Alice Waters of Chez Panisse and The Edible Schoolyard recommends the Farmer's Market highly. Salon interviewed her for her new book "The Art of Simple Foods, in which she makes it clear that food is a political issue for all of us:
I was just thinking about something Brillat-Savarin said. "The destiny of nations depends on how we feed ourselves." That's a really important thing. I want whoever's running for president to say that. The destiny of our nation depends on how we nourish ourselves.
More elaborately from a graduation speech at Mills College:
If you choose to eat mass-produced fast food, you are supporting a network of supply and demand that is destroying local communities and traditional ways of life all over the world—a system that replaces self-sufficiency with dependence. And you are supporting a method of agriculture that is ecologically unsound—that depletes the soil and leaves harmful chemical residues in our food.But if you decide to eat fresh food in season—and only in season—that is locally grown by farmers who take care of the earth, then you are contributing to the health and stability of local agriculture and local communities....
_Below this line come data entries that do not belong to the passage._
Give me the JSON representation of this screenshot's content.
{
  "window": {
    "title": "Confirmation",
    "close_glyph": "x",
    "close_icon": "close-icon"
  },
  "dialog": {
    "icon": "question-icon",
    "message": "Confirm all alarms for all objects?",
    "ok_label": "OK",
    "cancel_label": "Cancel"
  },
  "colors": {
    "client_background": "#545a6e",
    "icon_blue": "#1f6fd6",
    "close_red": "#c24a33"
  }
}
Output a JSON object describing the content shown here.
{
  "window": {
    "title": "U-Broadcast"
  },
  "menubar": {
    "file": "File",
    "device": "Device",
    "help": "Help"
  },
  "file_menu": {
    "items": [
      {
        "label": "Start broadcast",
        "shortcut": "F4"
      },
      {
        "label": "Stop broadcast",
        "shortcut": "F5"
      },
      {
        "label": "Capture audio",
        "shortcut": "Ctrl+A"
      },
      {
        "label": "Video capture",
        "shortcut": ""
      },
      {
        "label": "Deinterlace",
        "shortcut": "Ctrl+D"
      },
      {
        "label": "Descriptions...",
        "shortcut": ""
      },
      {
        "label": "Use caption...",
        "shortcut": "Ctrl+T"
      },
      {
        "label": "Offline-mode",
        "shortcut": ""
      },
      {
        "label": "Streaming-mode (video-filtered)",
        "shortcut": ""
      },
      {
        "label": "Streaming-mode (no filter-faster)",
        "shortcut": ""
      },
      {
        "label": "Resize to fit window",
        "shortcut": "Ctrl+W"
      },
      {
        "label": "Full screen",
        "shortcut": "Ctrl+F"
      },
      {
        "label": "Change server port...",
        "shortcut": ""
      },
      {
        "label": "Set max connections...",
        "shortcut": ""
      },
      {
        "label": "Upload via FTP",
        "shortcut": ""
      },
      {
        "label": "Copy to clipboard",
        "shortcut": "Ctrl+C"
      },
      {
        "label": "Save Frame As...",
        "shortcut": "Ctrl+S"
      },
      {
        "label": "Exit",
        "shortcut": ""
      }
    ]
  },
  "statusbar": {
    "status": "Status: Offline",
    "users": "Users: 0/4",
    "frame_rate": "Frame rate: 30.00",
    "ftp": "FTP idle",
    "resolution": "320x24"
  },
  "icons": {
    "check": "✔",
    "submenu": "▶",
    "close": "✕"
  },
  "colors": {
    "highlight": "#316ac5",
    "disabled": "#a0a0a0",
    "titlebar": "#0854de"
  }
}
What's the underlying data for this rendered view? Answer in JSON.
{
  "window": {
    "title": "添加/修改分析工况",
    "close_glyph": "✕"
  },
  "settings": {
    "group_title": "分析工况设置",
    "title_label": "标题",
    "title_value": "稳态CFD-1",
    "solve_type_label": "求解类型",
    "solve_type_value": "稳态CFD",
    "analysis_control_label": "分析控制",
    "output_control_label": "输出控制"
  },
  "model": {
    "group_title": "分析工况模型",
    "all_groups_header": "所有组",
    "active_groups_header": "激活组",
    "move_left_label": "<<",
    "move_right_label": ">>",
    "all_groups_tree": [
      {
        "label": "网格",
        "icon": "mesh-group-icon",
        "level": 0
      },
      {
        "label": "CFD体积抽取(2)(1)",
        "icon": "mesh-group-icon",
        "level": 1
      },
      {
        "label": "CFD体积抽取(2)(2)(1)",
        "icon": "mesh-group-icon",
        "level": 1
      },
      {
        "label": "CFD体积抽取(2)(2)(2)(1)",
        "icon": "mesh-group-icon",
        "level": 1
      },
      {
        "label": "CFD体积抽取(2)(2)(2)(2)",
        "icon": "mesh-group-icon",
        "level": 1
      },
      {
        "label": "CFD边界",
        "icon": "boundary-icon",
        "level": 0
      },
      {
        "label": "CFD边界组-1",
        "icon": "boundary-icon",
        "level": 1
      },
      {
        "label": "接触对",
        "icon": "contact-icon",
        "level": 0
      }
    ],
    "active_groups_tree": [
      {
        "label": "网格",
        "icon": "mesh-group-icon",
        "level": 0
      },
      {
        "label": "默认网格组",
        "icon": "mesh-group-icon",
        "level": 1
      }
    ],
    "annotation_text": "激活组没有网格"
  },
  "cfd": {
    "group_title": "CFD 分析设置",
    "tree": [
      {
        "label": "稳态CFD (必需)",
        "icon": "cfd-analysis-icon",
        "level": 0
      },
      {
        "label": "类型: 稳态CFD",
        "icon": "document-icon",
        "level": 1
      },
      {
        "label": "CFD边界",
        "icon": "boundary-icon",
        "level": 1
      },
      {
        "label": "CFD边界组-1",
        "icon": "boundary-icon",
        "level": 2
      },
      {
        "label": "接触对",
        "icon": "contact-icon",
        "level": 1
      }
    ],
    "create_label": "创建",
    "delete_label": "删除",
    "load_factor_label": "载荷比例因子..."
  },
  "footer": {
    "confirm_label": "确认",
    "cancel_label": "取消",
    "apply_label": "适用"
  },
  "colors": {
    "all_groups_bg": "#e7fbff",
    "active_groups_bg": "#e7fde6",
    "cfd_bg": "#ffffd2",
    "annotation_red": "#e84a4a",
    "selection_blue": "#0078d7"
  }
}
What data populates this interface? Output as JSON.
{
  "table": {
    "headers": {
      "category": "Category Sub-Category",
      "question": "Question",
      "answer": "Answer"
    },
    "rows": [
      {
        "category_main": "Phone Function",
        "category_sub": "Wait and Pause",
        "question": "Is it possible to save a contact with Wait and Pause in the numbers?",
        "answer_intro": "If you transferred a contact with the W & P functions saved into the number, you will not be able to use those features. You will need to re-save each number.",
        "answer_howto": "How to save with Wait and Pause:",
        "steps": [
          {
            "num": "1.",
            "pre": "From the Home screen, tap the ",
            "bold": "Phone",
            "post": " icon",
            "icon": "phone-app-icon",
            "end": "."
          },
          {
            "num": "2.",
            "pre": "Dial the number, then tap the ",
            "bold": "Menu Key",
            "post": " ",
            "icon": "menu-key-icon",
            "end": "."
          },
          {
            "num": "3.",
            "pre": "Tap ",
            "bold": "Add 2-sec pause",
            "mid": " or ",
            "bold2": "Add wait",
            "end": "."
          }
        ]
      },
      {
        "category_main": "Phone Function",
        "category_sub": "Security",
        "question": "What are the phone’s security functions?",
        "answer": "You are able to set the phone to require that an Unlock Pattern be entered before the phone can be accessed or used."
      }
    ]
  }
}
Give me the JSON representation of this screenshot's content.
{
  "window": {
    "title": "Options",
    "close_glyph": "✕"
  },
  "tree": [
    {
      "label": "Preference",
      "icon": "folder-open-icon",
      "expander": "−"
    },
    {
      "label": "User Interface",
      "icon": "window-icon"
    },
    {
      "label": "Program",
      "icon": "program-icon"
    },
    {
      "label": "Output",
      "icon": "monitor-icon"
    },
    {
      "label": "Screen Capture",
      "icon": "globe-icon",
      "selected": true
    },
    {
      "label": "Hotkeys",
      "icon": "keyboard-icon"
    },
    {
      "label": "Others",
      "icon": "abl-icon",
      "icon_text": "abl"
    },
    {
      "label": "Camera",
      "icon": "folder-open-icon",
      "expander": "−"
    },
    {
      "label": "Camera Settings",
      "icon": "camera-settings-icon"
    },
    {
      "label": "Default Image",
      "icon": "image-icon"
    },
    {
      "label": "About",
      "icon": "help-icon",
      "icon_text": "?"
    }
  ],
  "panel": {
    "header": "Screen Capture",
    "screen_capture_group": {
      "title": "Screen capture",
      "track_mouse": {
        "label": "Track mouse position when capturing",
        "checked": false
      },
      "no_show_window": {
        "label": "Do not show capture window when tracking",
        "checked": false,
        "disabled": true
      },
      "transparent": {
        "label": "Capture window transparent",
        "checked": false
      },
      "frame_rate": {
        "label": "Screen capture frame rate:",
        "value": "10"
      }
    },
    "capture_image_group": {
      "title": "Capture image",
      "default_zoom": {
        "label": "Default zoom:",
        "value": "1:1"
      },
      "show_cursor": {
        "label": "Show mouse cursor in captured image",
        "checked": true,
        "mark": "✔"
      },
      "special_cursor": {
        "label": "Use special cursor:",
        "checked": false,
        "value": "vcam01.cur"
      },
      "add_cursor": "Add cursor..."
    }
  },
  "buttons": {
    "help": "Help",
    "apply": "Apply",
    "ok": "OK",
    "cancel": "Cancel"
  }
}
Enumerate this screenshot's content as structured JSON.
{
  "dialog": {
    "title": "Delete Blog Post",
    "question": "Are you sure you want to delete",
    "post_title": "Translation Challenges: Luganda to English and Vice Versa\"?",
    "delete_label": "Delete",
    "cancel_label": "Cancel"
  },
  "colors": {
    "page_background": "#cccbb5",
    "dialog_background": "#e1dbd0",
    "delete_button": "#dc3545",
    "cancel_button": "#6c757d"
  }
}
Actions have consequences, and people acting responsibly can make a difference. I believe that how you eat, and how you choose your food, is an act which combines the political—your place in the world of other people—with the most intensely personal—the way you use your mind and your senses, together, for the gratification of your soul. It can change the way we treat each other, and it can change the world.
Meet you at the agora, and be sure to dress accordingly.
Photo note: It's not easy to get a clear shot with all the folks who did not take the time to dress for the occasion milling mindlessly in front of your camera.